それも、おそろしいくらい、それこそ世界をぐるりと見渡せるくらい、ゆっくりと時間をかけて前世にさかのぼるのだ。
それはある意味万物を癒し、それはある意味絶望を味あわせる。哀惜の念にしばられて時間がゆっくりと経過していくんだそうだ。
嘘か真か摩耶かしかそれは知る由もない。
「蟲の音がする」
ギンコの瞳から、瞼の裏の裏からさらさらと蟲が、いや蟲に近い音がする。接吻を落とせば、また音が近づく。

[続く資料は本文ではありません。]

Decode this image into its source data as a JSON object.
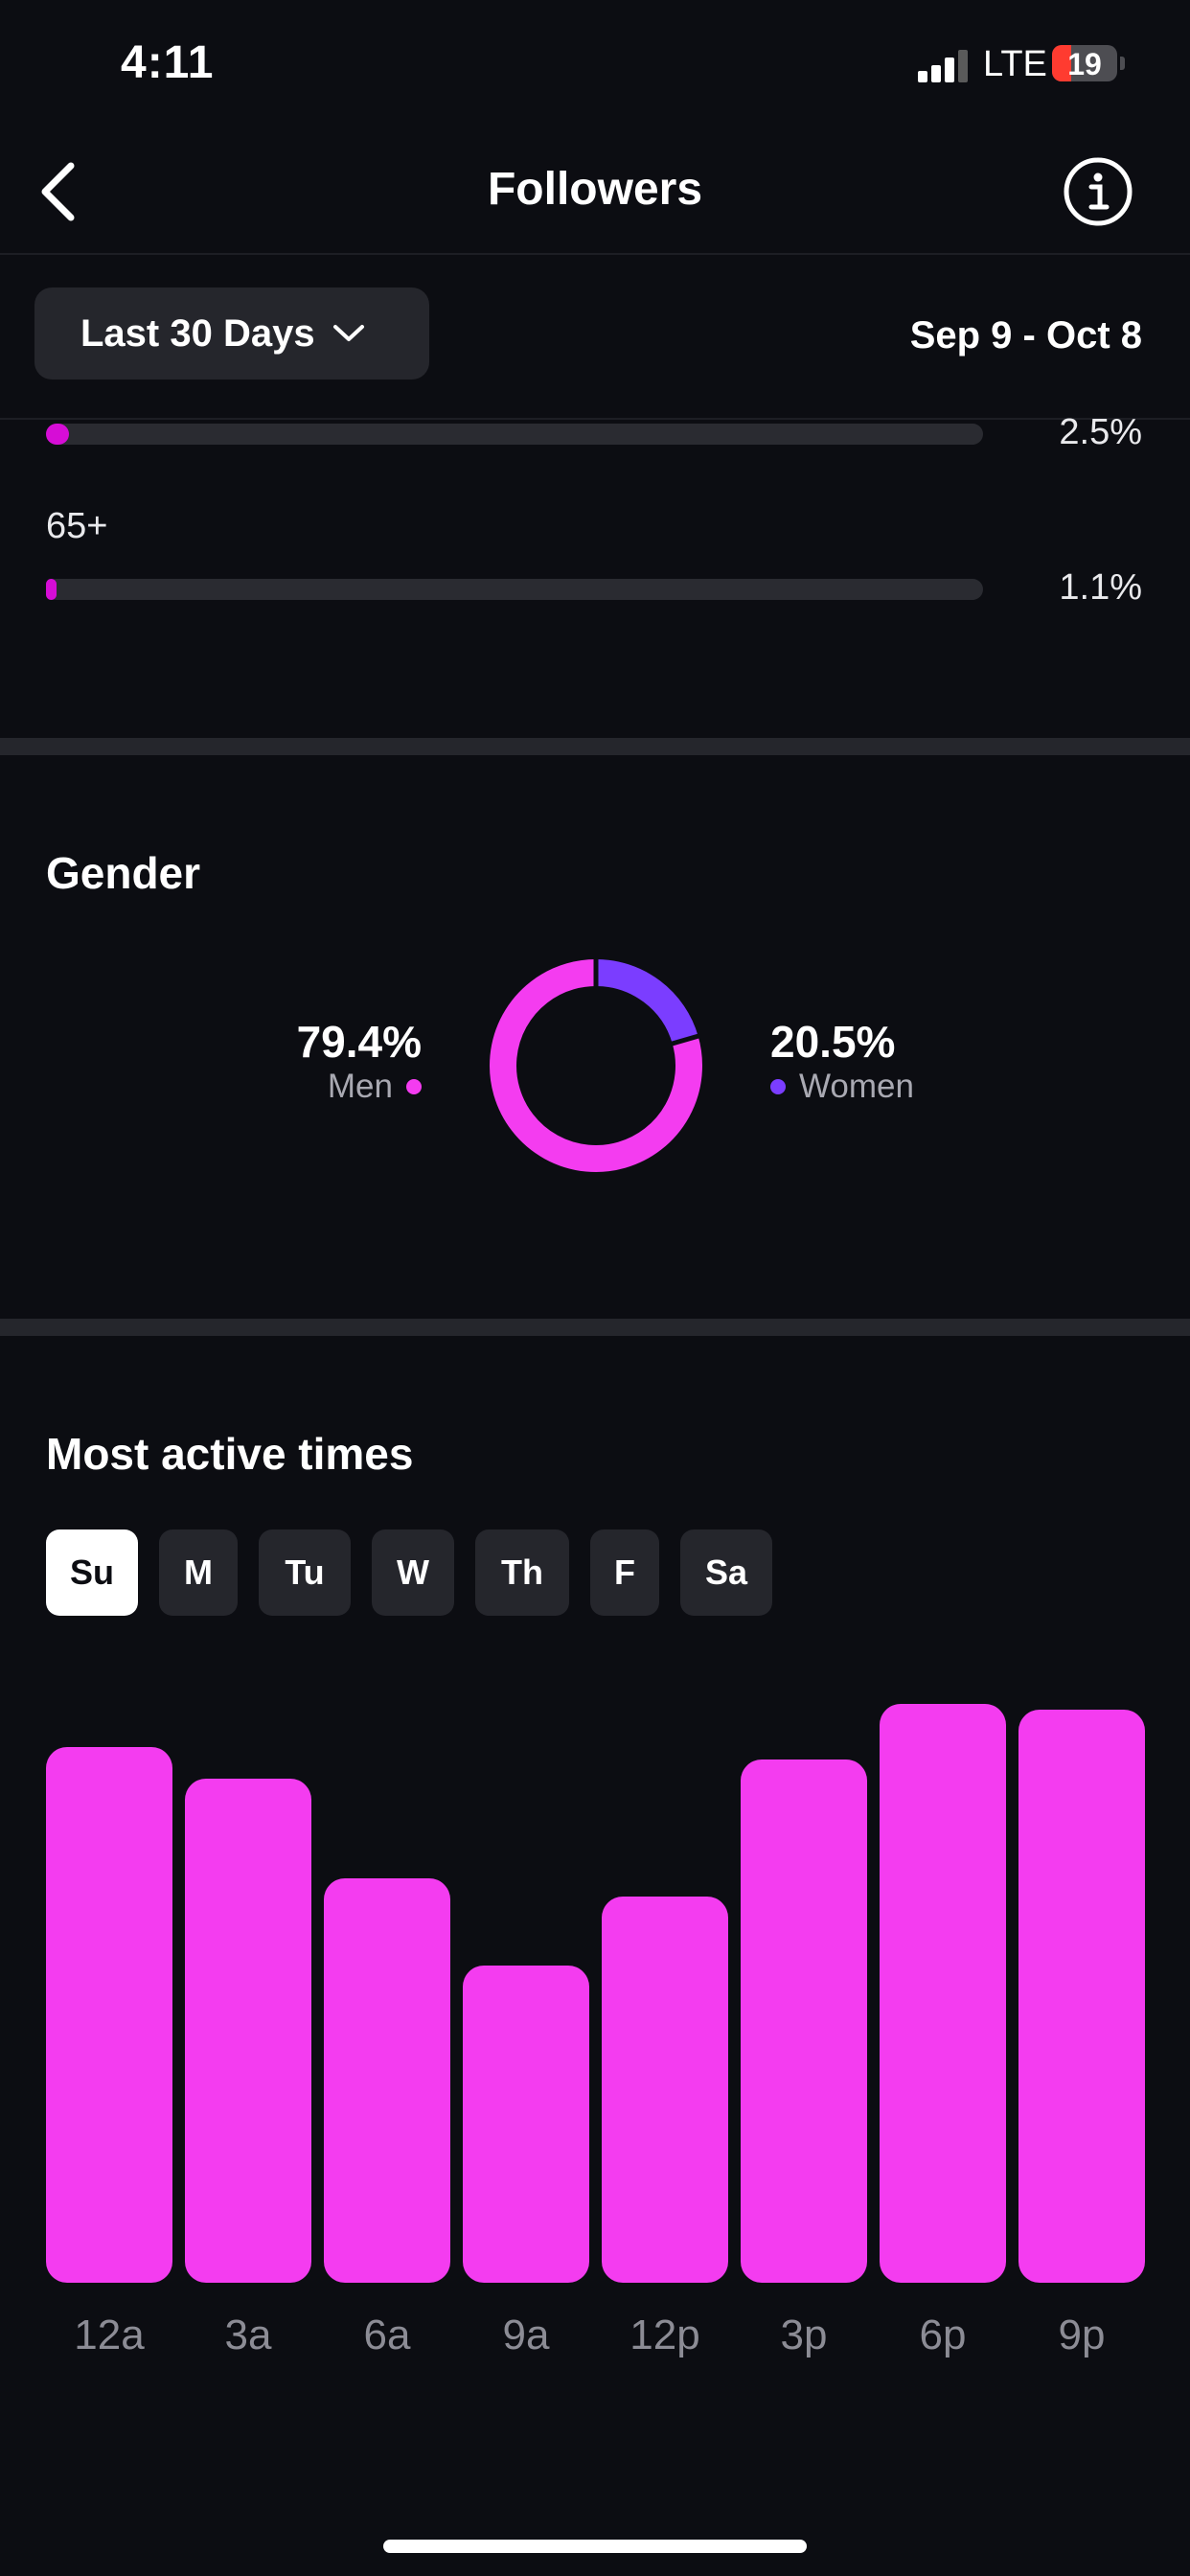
{
  "status_bar": {
    "time": "4:11",
    "network": "LTE",
    "battery": "19"
  },
  "nav": {
    "title": "Followers",
    "back_icon": "chevron-left-icon",
    "info_icon": "info-icon"
  },
  "filter": {
    "range_label": "Last 30 Days",
    "date_range": "Sep 9 - Oct 8"
  },
  "age": {
    "rows": [
      {
        "label": "",
        "percent": "2.5%",
        "value": 2.5
      },
      {
        "label": "65+",
        "percent": "1.1%",
        "value": 1.1
      }
    ]
  },
  "gender": {
    "title": "Gender",
    "men": {
      "percent": "79.4%",
      "label": "Men",
      "value": 79.4,
      "color": "#f43cf0"
    },
    "women": {
      "percent": "20.5%",
      "label": "Women",
      "value": 20.5,
      "color": "#7b3dff"
    }
  },
  "active_times": {
    "title": "Most active times",
    "days": [
      {
        "label": "Su",
        "active": true
      },
      {
        "label": "M",
        "active": false
      },
      {
        "label": "Tu",
        "active": false
      },
      {
        "label": "W",
        "active": false
      },
      {
        "label": "Th",
        "active": false
      },
      {
        "label": "F",
        "active": false
      },
      {
        "label": "Sa",
        "active": false
      }
    ]
  },
  "chart_data": {
    "type": "bar",
    "categories": [
      "12a",
      "3a",
      "6a",
      "9a",
      "12p",
      "3p",
      "6p",
      "9p"
    ],
    "values": [
      86,
      81,
      65,
      51,
      62,
      84,
      93,
      92
    ],
    "ylim": [
      0,
      100
    ],
    "color": "#f43cf0",
    "grid": false
  }
}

歩けど歩けど森は深まるばかり。わたしたちはどこへ彷徨うのだろうか。
もしくは世界の成り果てを、この眼前に焼き付けたいのだろうか。
世界が奏でる調べを、地球の皮膚を、わたしはギンコへと捧げたい。蟲たちがざわめく。
ああ、ここの森もじきに変わってしまう。また移動しなければ。
「、いこう」
「そうね。ギンコ、この世界はうつくしいのかしら?ギンコの眼には世界はどううつっているの?」
「・・・すくなくとも、この森はうつくしいよ・・・」
「そう・・・」
音を喰う蟲はこのときばかりはわたしたちの声を喰わなかった。わたしにはそれすらうつくしく思えた。